「もしも文句言われたら俺が文句言ってやるから、たまには意見言えよ」


ぽんっと頭のお団子に手を乗せられて、反応ができなかった。

最後にもう一度「じゃあまたな」と言ってから背を向けて階段を上っていく彼の背中を見つめながら、触れられた頭に自分の手を乗せる。


……なんて、素直な人だろう。

なんて、まっすぐな人だろう。表情だけじゃない。根っからの正直者だ。


口はあんまりよくなくて、ドストレートな言葉ばかり。
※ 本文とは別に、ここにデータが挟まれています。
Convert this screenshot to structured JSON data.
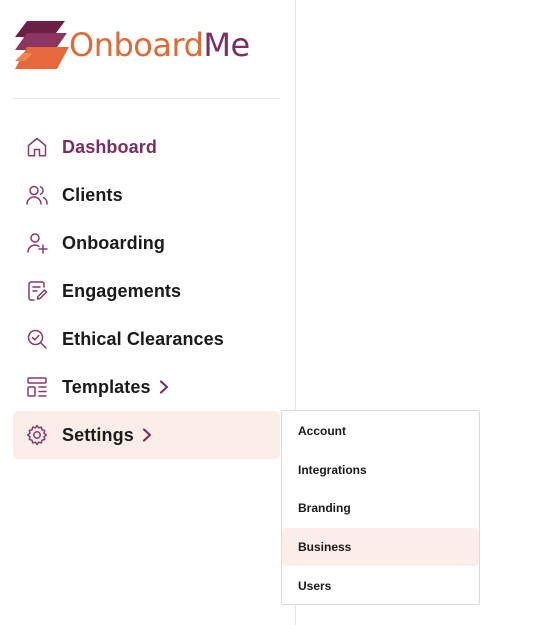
{
  "brand": {
    "name_part1": "Onboard",
    "name_part2": "Me",
    "accent": "#e06a36",
    "primary": "#7a2f64"
  },
  "nav": {
    "items": [
      {
        "label": "Dashboard",
        "icon": "home-icon"
      },
      {
        "label": "Clients",
        "icon": "users-icon"
      },
      {
        "label": "Onboarding",
        "icon": "user-plus-icon"
      },
      {
        "label": "Engagements",
        "icon": "document-edit-icon"
      },
      {
        "label": "Ethical Clearances",
        "icon": "search-check-icon"
      },
      {
        "label": "Templates",
        "icon": "layout-icon"
      },
      {
        "label": "Settings",
        "icon": "gear-icon"
      }
    ]
  },
  "settings_menu": {
    "items": [
      "Account",
      "Integrations",
      "Branding",
      "Business",
      "Users"
    ]
  }
}
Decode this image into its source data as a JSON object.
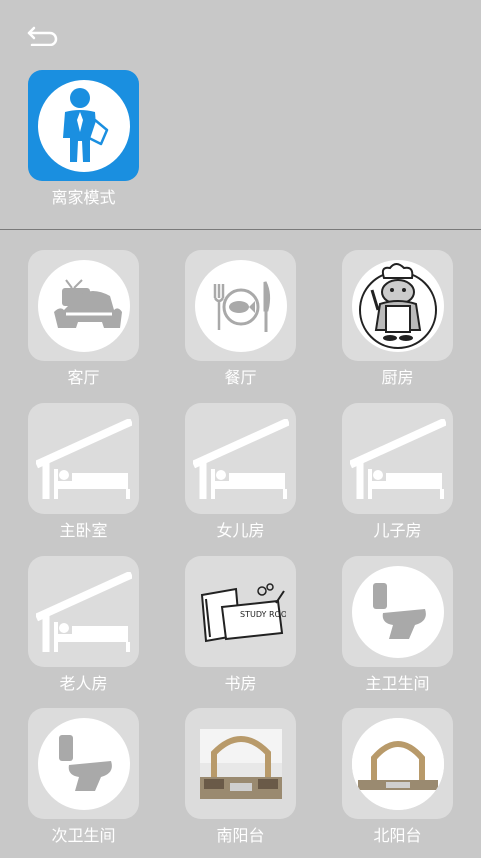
{
  "header": {
    "back_icon": "back-arrow-icon"
  },
  "mode": {
    "label": "离家模式",
    "icon": "leaving-home-person-icon",
    "color": "#1a8fe0"
  },
  "rooms": [
    {
      "label": "客厅",
      "icon": "sofa-tv-icon"
    },
    {
      "label": "餐厅",
      "icon": "dining-plate-icon"
    },
    {
      "label": "厨房",
      "icon": "chef-icon"
    },
    {
      "label": "主卧室",
      "icon": "bed-house-icon"
    },
    {
      "label": "女儿房",
      "icon": "bed-house-icon"
    },
    {
      "label": "儿子房",
      "icon": "bed-house-icon"
    },
    {
      "label": "老人房",
      "icon": "bed-house-icon"
    },
    {
      "label": "书房",
      "icon": "study-books-icon",
      "text": "STUDY ROOM"
    },
    {
      "label": "主卫生间",
      "icon": "toilet-icon"
    },
    {
      "label": "次卫生间",
      "icon": "toilet-icon"
    },
    {
      "label": "南阳台",
      "icon": "balcony-photo-icon"
    },
    {
      "label": "北阳台",
      "icon": "balcony-photo-icon"
    }
  ],
  "colors": {
    "background": "#c8c8c8",
    "tile": "#dcdcdc",
    "icon_gray": "#a9a9a9",
    "text": "#ffffff"
  }
}
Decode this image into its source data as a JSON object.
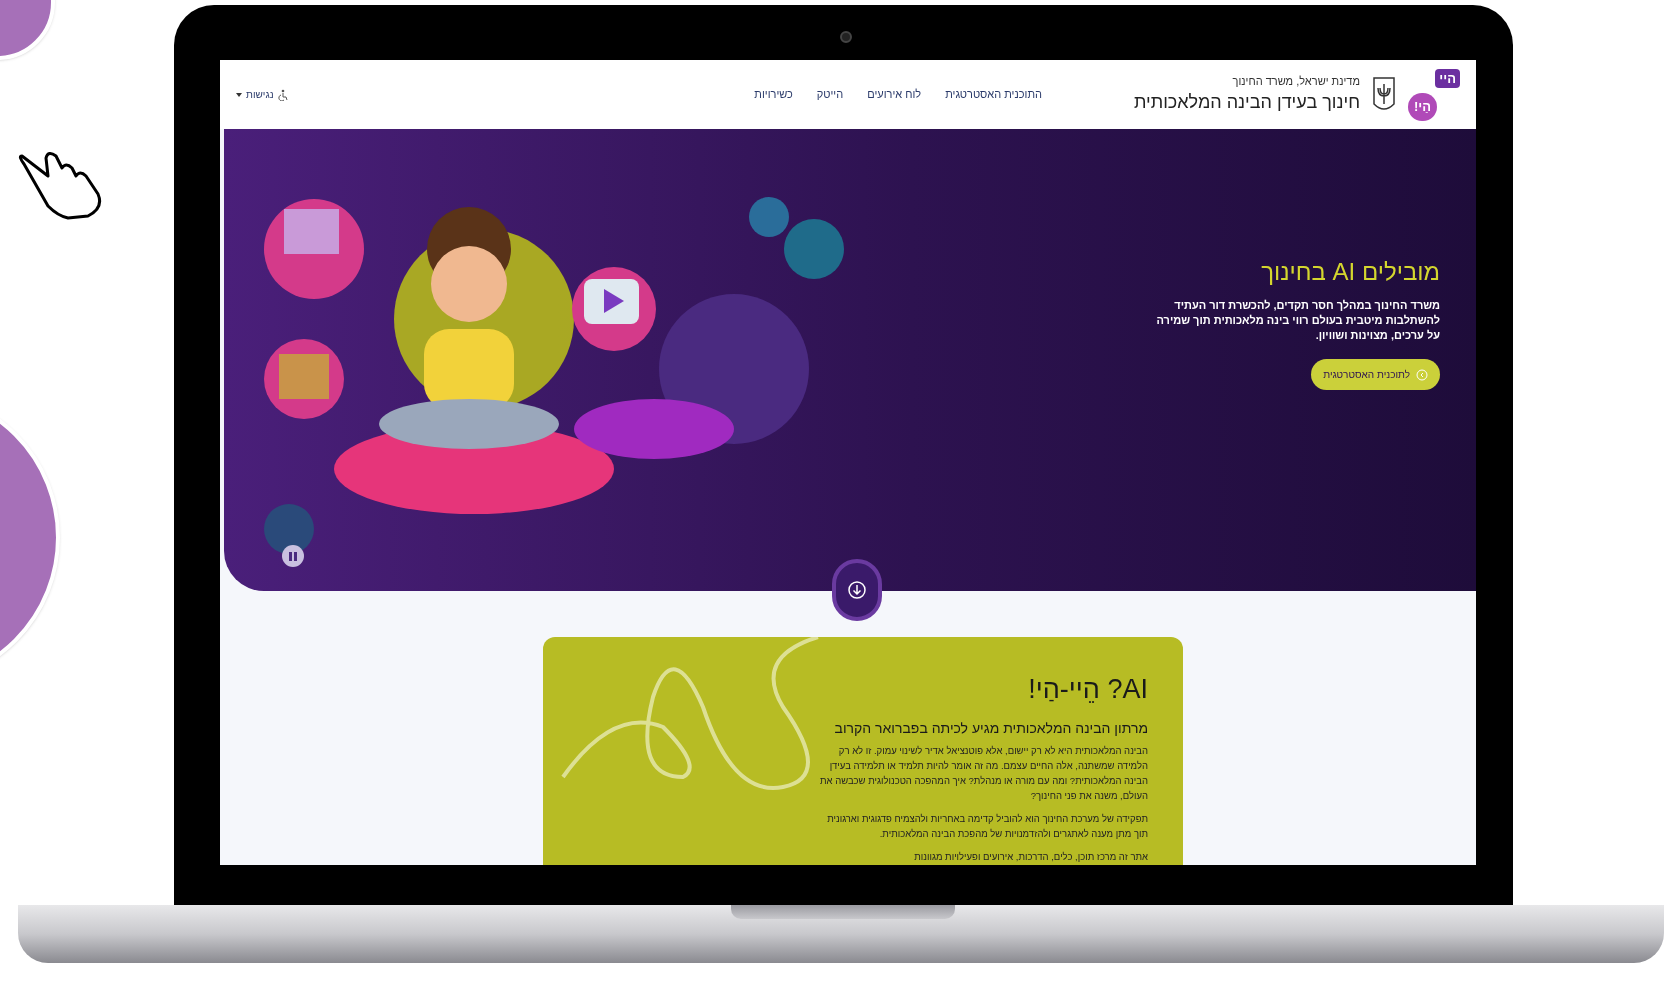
{
  "header": {
    "logo_badge_top": "היי",
    "logo_badge_bottom": "הַי!",
    "ministry": "מדינת ישראל, משרד החינוך",
    "site_title": "חינוך בעידן הבינה המלאכותית",
    "nav": [
      {
        "label": "התוכנית האסטרטגית"
      },
      {
        "label": "לוח אירועים"
      },
      {
        "label": "הייטק"
      },
      {
        "label": "כשירויות"
      }
    ],
    "accessibility": "נגישות"
  },
  "hero": {
    "title": "מובילים AI בחינוך",
    "text": "משרד החינוך במהלך חסר תקדים, להכשרת דור העתיד להשתלבות מיטבית בעולם רווי בינה מלאכותית תוך שמירה על ערכים, מצוינות ושוויון.",
    "button": "לתוכנית האסטרטגית"
  },
  "card": {
    "title": "AI? הֵיי-הַי!",
    "subtitle": "מרתון הבינה המלאכותית מגיע לכיתה בפברואר הקרוב",
    "paragraphs": [
      "הבינה המלאכותית היא לא רק יישום, אלא פוטנציאל אדיר לשינוי עמוק. זו לא רק הלמידה שמשתנה, אלה החיים עצמם. מה זה אומר להיות תלמיד או תלמידה בעידן הבינה המלאכותית? ומה עם מורה או מנהלת? איך המהפכה הטכנולוגית שכבשה את העולם, משנה את פני החינוך?",
      "תפקידה של מערכת החינוך הוא להוביל קדימה באחריות ולהצמיח פדגוגית וארגונית תוך מתן מענה לאתגרים ולהזדמנויות של מהפכת הבינה המלאכותית.",
      "אתר זה מרכז תוכן, כלים, הדרכות, אירועים ופעילויות מגוונות"
    ]
  }
}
だけど、ウソは感じられない。

本当に文句を代わりに言ってくれるとは思ってないけど、その気持ちはウソじゃないって、思えてしまう。

江里乃のことを、好きだって、口にする。
私のことに腹を立てたと言う。だけど、謝ってくれて心配をしてくれる。


誰に対しても、きっと瀬戸山はあんな感じなんだろう。

そう、きっとそうだ。
……変な期待を、しちゃだめだ。


心拍数がいつもより早い。
それを抑えこむようにぐっと奥歯を噛んで、何度も言い聞かせた。

そう、気のせい。誰に対してもあんな態度。
私はただ、今までの印象がよくなかったから、しかもさっき、あんなことがあったから、頭が追いつかないだけ。それだけなんだから。


ぎゅっと目をつむれば、瀬戸山の、“私”に向けられた笑顔が浮かぶ。


調子が狂う。やめてほしい。

これ以上、接点は持たないほうがいい。
ゆくゆくは嫌われるウソつきなんだから……私は。